Several cutting-edge approaches hold promise for elucidating IFNA1-specific functions:

• CRISPR-based gene editing:

  • Precise knockout or modification of IFNA1 while leaving other interferon subtypes intact

  • Generation of cell lines or animal models expressing tagged versions of IFNA1 for tracking

  • Introduction of specific allelic variants to study their functional consequences

• Single-cell analysis techniques:

  • Single-cell RNA sequencing to identify cell populations producing IFNA1 in various contexts

  • Combined protein and RNA detection at single-cell resolution to correlate IFNA1 expression with cellular phenotypes

  • Spatial transcriptomics to map IFNA1 expression patterns within tissues

• Systems biology approaches:

  • Integrative analysis of transcriptomic, proteomic, and metabolomic data to define IFNA1-specific signatures

  • Network analysis to identify unique signaling pathways or gene modules associated with IFNA1 activity

  • Computational modeling of interferon responses incorporating subtype-specific parameters

• Structural biology insights:

  • High-resolution structures of IFNA1 in complex with its receptors

  • Comparison with other interferon subtypes to identify structural determinants of functional specificity

  • Structure-guided development of subtype-selective agonists or antagonists

• Humanized mouse models:

  • Development of models expressing the human interferon gene cluster

  • Conditional expression systems for IFNA1 in specific cell types

  • Models mimicking human IFNA1 genetic variants associated with disease

These approaches, particularly when used in combination, may reveal the unique contributions of IFNA1 to immune protection and disease pathogenesis, potentially leading to more targeted therapeutic strategies.

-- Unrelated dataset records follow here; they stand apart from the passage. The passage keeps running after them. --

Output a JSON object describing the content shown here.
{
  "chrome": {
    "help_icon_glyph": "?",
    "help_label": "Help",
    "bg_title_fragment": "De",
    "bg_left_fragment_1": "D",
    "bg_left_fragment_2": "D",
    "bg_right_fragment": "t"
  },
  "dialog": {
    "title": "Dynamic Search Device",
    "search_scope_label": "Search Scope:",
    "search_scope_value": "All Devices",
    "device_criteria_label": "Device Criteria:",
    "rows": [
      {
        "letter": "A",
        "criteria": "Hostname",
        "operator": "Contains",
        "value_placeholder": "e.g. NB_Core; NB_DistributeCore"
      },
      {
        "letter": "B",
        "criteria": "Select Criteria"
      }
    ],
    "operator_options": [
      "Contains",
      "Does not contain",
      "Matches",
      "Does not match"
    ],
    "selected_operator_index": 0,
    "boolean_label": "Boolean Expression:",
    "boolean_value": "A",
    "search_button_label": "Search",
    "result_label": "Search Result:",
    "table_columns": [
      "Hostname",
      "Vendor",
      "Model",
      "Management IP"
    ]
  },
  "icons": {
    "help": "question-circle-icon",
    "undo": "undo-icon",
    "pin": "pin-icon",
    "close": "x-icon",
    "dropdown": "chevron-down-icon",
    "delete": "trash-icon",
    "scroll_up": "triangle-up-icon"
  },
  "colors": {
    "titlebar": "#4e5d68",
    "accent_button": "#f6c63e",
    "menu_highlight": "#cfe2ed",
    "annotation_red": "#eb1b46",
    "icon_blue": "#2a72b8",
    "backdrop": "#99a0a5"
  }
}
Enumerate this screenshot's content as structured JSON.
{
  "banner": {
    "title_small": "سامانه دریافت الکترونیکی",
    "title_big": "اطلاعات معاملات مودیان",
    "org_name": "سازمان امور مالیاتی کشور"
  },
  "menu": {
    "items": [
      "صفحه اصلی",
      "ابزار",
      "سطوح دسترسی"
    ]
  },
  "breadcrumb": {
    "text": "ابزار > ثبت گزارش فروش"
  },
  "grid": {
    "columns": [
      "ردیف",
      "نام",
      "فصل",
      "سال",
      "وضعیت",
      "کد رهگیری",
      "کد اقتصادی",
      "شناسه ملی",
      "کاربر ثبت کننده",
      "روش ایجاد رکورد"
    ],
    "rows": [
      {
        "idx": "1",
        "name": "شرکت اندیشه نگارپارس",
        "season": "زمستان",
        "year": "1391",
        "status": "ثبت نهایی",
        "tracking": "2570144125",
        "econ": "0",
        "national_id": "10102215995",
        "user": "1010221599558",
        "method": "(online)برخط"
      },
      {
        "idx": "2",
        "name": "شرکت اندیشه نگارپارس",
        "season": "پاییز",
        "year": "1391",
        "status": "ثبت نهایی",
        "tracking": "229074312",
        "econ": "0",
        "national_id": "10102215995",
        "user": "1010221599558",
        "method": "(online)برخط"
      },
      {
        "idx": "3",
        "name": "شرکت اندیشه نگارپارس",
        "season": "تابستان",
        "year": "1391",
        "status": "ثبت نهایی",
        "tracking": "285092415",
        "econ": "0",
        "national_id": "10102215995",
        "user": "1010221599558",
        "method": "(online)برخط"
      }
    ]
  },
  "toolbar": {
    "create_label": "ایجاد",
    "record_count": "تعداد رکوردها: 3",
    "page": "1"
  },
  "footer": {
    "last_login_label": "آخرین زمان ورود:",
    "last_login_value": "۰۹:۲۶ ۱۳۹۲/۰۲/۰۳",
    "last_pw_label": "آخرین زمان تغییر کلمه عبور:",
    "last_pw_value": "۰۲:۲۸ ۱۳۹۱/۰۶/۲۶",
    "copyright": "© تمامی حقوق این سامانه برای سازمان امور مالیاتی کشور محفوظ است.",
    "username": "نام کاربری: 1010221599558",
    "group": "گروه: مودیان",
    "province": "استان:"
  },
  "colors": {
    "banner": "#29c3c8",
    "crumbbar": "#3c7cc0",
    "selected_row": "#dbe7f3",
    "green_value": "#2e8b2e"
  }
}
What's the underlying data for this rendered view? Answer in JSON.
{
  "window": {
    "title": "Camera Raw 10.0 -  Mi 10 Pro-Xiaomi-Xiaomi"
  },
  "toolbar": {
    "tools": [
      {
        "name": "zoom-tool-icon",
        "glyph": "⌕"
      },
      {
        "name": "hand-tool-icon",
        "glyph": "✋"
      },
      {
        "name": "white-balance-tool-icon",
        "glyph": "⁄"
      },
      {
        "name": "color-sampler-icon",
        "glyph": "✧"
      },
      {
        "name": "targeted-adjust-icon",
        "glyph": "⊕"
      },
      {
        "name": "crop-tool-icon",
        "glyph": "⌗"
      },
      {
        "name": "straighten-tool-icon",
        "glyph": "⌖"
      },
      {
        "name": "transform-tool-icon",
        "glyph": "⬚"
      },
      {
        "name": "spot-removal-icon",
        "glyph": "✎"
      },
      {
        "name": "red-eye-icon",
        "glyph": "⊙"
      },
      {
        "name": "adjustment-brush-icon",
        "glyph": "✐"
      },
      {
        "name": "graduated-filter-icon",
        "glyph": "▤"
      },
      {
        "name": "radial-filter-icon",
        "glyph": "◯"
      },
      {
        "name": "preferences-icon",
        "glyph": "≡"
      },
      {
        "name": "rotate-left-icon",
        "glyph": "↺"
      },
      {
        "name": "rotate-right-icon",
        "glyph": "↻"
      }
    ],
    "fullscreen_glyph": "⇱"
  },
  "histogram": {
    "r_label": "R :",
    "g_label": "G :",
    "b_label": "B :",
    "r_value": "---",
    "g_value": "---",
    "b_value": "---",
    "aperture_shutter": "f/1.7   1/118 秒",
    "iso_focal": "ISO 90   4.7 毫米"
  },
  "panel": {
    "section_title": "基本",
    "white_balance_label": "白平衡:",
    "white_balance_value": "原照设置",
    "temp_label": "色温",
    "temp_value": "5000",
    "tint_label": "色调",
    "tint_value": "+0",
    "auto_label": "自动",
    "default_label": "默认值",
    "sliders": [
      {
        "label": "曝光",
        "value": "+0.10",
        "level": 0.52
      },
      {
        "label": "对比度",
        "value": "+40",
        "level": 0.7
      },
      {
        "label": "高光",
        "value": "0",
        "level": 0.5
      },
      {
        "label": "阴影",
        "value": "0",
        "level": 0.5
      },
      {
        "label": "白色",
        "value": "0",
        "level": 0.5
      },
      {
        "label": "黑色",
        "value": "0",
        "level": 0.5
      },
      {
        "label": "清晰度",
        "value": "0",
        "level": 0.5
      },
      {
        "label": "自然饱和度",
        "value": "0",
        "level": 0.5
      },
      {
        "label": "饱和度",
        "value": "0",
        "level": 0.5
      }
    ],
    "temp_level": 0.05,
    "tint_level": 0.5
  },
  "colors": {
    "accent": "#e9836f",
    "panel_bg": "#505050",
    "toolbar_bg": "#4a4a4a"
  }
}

How might emerging technologies improve our ability to study IFNA1 expression and function?

Emerging technologies are poised to revolutionize IFNA1 research:

• Advanced nucleic acid detection methods:

  • Digital PCR for absolute quantification of low-abundance IFNA1 transcripts

  • CRISPR-based nucleic acid detection systems with enhanced specificity

  • Long-read sequencing to analyze complex interferon gene loci and transcript variants

• Protein analysis innovations:

  • Mass cytometry (CyTOF) for simultaneous detection of multiple interferons and downstream signaling events

  • Proximity ligation assays for visualizing IFNA1 interactions with receptors and signaling components

  • Advanced proteomics to characterize post-translational modifications of IFNA1

• Imaging technologies:

  • Super-resolution microscopy to visualize IFNA1 secretion and receptor engagement

  • Intravital imaging to track IFNA1 production and effects in living tissues

  • Multiplexed ion beam imaging (MIBI) to simultaneously detect multiple proteins in tissue sections

• Artificial intelligence applications:

  • Machine learning algorithms to identify patterns in complex interferon response data

  • Predictive modeling of IFNA1-specific effects based on sequence and structural features

  • Automated analysis of imaging data to quantify spatial and temporal aspects of IFNA1 signaling

• Organoid and microphysiological systems:

  • Human organoids to study tissue-specific IFNA1 functions in a physiologically relevant context

  • Organ-on-chip models incorporating multiple cell types to assess complex IFNA1-mediated interactions

  • Microfluidic systems for high-throughput analysis of IFNA1 responses

These technological advances promise to overcome current limitations in specificity, sensitivity, and physiological relevance, enabling researchers to better understand the unique contributions of IFNA1 to immune function and disease.